We’ve played with all sorts of appliances in our bar and food service areas on campus at StartWell and found that the most used ones are simply fridges and microwaves. Due to fire safety we rarely encourage cooking at our workplace and even when we have had superstar chefs cooking here they use our induction stovetops and convection ovens – small appliances which can store easily, don’t pose fire threat and still offer tremendous flexibility and control of temperature.
Without complicated stoves you don’t need gas lines or high powered electrical outlets in your food service spaces, which means that you can built simple kitchen spaces to be located more flexibly near where people will enjoy lunch etc… In fact, we’ve separated the concept of a kitchen such that people can store and reheat their meals in areas near their office and then opt to take Tupperware to separate washing areas if they’d like – most folks just take their dirty dishes home, saving our team a ton of headaches keeping multiple wet areas clean.

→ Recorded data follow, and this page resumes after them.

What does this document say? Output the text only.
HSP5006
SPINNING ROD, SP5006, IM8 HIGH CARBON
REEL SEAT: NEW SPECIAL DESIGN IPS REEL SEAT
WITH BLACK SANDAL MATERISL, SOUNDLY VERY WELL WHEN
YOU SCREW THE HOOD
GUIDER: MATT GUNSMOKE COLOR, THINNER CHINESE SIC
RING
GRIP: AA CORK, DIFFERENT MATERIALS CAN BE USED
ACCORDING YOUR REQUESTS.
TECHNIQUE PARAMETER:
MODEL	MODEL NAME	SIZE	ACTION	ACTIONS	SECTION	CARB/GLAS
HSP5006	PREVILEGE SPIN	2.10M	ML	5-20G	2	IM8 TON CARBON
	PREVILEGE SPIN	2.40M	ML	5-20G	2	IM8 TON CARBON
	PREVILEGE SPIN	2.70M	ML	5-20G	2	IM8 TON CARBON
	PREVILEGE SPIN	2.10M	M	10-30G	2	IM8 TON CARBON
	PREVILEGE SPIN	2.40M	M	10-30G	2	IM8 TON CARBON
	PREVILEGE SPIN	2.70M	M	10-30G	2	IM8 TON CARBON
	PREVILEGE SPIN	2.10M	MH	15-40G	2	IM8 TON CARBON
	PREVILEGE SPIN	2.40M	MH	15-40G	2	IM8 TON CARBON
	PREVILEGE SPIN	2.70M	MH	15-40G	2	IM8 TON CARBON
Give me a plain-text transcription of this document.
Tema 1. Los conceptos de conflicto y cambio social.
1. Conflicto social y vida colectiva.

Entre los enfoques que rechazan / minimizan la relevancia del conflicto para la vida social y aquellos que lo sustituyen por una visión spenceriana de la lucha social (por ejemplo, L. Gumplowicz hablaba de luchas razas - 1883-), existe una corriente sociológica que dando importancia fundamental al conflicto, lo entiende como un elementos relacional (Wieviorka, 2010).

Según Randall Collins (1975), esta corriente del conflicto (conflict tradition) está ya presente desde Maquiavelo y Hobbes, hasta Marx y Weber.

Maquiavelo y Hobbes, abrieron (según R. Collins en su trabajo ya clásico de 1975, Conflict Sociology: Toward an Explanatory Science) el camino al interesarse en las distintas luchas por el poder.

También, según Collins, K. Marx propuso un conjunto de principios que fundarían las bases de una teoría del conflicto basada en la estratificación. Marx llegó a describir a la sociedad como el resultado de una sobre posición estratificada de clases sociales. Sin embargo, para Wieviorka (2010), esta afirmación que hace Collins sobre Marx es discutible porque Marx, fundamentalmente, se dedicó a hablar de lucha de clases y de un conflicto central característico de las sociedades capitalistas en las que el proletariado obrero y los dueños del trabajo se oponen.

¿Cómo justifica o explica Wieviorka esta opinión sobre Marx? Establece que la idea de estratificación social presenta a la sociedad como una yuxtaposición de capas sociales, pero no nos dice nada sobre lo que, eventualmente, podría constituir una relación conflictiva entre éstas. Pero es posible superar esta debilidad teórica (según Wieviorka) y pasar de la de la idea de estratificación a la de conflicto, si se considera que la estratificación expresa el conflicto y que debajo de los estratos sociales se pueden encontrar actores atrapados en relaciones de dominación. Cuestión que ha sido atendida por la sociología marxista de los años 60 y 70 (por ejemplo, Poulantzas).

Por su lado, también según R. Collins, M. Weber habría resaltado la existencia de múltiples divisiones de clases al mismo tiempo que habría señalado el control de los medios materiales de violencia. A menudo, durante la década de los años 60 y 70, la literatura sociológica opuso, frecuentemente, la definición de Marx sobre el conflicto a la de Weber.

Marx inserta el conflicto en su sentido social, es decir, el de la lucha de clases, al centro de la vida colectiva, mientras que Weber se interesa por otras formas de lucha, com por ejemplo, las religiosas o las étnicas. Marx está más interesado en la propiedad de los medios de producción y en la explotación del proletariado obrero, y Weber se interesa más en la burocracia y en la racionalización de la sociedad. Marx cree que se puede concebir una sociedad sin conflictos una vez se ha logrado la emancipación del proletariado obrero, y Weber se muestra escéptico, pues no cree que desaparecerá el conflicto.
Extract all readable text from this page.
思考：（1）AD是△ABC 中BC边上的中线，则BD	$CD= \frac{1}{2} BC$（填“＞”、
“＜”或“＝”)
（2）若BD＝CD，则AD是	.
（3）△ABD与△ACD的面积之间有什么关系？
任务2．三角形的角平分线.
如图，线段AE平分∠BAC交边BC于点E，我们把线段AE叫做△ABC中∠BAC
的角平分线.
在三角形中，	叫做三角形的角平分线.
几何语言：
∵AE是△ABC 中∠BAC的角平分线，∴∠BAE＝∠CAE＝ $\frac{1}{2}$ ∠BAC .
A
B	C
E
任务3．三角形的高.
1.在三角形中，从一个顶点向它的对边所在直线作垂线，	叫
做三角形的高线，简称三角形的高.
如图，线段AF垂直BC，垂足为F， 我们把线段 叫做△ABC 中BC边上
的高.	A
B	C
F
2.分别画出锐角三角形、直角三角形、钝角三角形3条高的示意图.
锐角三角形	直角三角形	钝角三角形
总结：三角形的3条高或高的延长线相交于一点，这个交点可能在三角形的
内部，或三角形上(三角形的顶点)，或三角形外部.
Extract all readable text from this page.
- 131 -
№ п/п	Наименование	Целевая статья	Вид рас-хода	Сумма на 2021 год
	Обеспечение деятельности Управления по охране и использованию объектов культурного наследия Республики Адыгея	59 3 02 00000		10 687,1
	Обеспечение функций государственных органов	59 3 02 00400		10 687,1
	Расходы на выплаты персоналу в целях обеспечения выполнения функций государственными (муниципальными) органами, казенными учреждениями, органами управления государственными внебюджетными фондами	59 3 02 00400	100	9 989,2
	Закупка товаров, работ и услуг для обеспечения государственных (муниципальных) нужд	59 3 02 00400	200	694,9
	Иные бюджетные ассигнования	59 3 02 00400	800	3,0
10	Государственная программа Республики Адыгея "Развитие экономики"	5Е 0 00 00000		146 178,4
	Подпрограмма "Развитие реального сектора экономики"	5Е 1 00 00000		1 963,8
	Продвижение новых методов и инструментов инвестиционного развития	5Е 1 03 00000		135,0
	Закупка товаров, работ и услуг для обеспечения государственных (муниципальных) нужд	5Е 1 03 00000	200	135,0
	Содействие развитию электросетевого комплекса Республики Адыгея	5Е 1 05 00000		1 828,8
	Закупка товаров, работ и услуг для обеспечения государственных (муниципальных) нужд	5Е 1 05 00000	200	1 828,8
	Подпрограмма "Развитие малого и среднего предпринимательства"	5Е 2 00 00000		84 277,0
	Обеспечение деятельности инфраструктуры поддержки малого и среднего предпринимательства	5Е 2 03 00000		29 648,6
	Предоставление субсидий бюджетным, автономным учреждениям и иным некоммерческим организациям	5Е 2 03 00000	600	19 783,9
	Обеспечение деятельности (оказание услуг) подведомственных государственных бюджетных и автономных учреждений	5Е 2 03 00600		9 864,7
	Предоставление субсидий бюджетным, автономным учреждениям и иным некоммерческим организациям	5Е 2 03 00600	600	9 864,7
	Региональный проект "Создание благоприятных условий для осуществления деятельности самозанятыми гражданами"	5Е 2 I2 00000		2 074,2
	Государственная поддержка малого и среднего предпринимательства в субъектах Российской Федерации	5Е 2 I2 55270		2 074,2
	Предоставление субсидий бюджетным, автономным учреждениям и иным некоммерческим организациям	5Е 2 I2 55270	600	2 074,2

Often cases people order food in and simply discard recyclable containers. Funnily enough, when they bring food from home, we’ve seen that people don’t want to spend time washing up their containers at their workplace but do want to wash their hands – so wet areas just being available in washrooms suffice.
In the off chance that you want to add utility to your washrooms where plumbing may already be, we recommend adding deep kitchen style trough sinks to washrooms to give coworkers sink space should they need it (just make sure to put mesh filters in the drainage.) Always nice to know that messy washing up doesn’t get in the way of clear sight-lines in common space which add aesthetic and functional purpose.